Das zentrale Risiko für die wirtschaftliche Erholung wäre ein zweiter Lockdown im Zuge einer zweiten Corona-Welle. Neue staatliche Lockdown und andere Kontrollmassnahmen sowie eine lange anhaltende Unterbrechung von Export und Tourismus wären für den „Exportweltmeister“ Deutschland, der generell auf offene Handelsmärkte angewiesen ist, problematisch.

Unabhängig von der Unsicherheit über die gesamtwirtschaftliche Entwicklung steigt der Wert des Wohnens, wie bereits aus den aktuellen Daten ablesbar. Dies gilt insbesondere für den Wert des selbstgenutzten Wohneigentums. Die Wohneigentumsbildung in Deutschland hinkt im internationalen Vergleich seit Jahrzehnten hinterher, nicht zuletzt weil der Staat durch hohe Grunderwerbsteuern, Baulandrationierung und Planungsstau diese behindert. Trotz der Hemmnisse werden eine höhere Wahrscheinlichkeit zukünftiger mobilitätseinschränkender Massnahmen, die aktuellen Mieteneingriffe in den Metropolen, die sich immer klarer abzeichnende Pensionskrise mit Notwendigkeit zur Vorsorge durch Vermeidung überhöhter Mietzahlungen und ein anhaltend niedriges Zinsniveau die Eigentumsbildung in den kommenden Jahren vorantreiben.

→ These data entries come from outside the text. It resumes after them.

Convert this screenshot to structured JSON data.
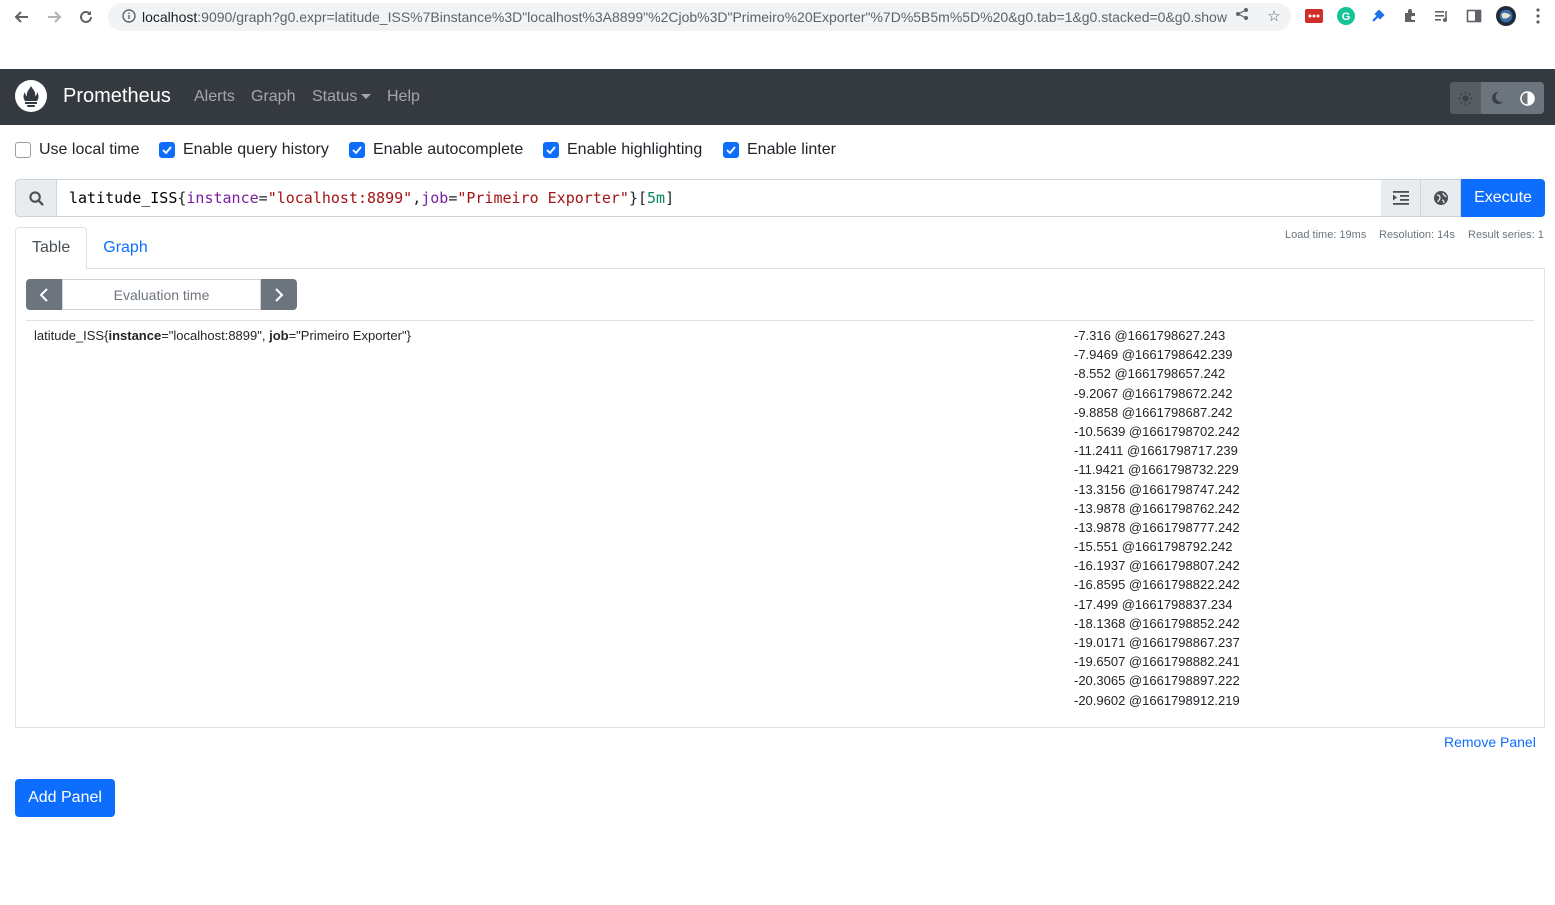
{
  "browser": {
    "url_host": "localhost",
    "url_rest": ":9090/graph?g0.expr=latitude_ISS%7Binstance%3D\"localhost%3A8899\"%2Cjob%3D\"Primeiro%20Exporter\"%7D%5B5m%5D%20&g0.tab=1&g0.stacked=0&g0.show…"
  },
  "navbar": {
    "brand": "Prometheus",
    "links": [
      "Alerts",
      "Graph",
      "Status",
      "Help"
    ]
  },
  "options": [
    {
      "label": "Use local time",
      "checked": false
    },
    {
      "label": "Enable query history",
      "checked": true
    },
    {
      "label": "Enable autocomplete",
      "checked": true
    },
    {
      "label": "Enable highlighting",
      "checked": true
    },
    {
      "label": "Enable linter",
      "checked": true
    }
  ],
  "expression": {
    "metric": "latitude_ISS",
    "open_brace": "{",
    "label1_key": "instance",
    "eq1": "=",
    "label1_val": "\"localhost:8899\"",
    "comma": ",",
    "label2_key": "job",
    "eq2": "=",
    "label2_val": "\"Primeiro Exporter\"",
    "close_brace": "}",
    "range_open": "[",
    "range": "5m",
    "range_close": "]"
  },
  "execute_label": "Execute",
  "stats": {
    "load_time": "Load time: 19ms",
    "resolution": "Resolution: 14s",
    "result_series": "Result series: 1"
  },
  "tabs": [
    "Table",
    "Graph"
  ],
  "eval_time_placeholder": "Evaluation time",
  "series": {
    "metric": "latitude_ISS",
    "open": "{",
    "k1": "instance",
    "v1": "=\"localhost:8899\", ",
    "k2": "job",
    "v2": "=\"Primeiro Exporter\"",
    "close": "}"
  },
  "values": [
    "-7.316 @1661798627.243",
    "-7.9469 @1661798642.239",
    "-8.552 @1661798657.242",
    "-9.2067 @1661798672.242",
    "-9.8858 @1661798687.242",
    "-10.5639 @1661798702.242",
    "-11.2411 @1661798717.239",
    "-11.9421 @1661798732.229",
    "-13.3156 @1661798747.242",
    "-13.9878 @1661798762.242",
    "-13.9878 @1661798777.242",
    "-15.551 @1661798792.242",
    "-16.1937 @1661798807.242",
    "-16.8595 @1661798822.242",
    "-17.499 @1661798837.234",
    "-18.1368 @1661798852.242",
    "-19.0171 @1661798867.237",
    "-19.6507 @1661798882.241",
    "-20.3065 @1661798897.222",
    "-20.9602 @1661798912.219"
  ],
  "remove_panel": "Remove Panel",
  "add_panel": "Add Panel"
}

Auch eine verstärkte Dezentralisierung der Nachfrage hin zum Umland der Metropolen erscheint möglich. Was den kurzfristigen Ausblick betrifft, so könnte trotz der politischen Unsicherheit die Extremsituation der vergangenen Monate ab Mitte des Jahres der Vergangenheit angehören. Es ist in Deutschland aufgrund der Lockerungen und wirtschaftliche Erholung davon auszugehen, dass sich die Transaktionszahlen von dem aktuell etwas abgeschwächten Niveau erholen. Die Wohnimmobilienpreise werden bedingt durch niedrige Zinsen und den kurzfristigen Ausfall von Angebot aus Bestand und Neubau kurzfristig weiterhin steigen, vor allem für Häuser. Auch ist unter den derzeitigen Anzeichen mit einer Normalisierung der Bautätigkeit bis 2021 zu rechnen.

Autor: Hans-Joachim Dübel

Der Finanz- und Immobiliensektor-Ökonom ist Gründer und Inhaber der Finpolconsult und berät seit 20 Jahren nationale und internationale Unternehmen, öffentliche Einrichtungen und Behörden in Bezug auf gesetzlich-regulatorische Steuer- und Subventionsmodelle mit dem Fokus auf den Hypotheken- und Wohnimmobiliensektor.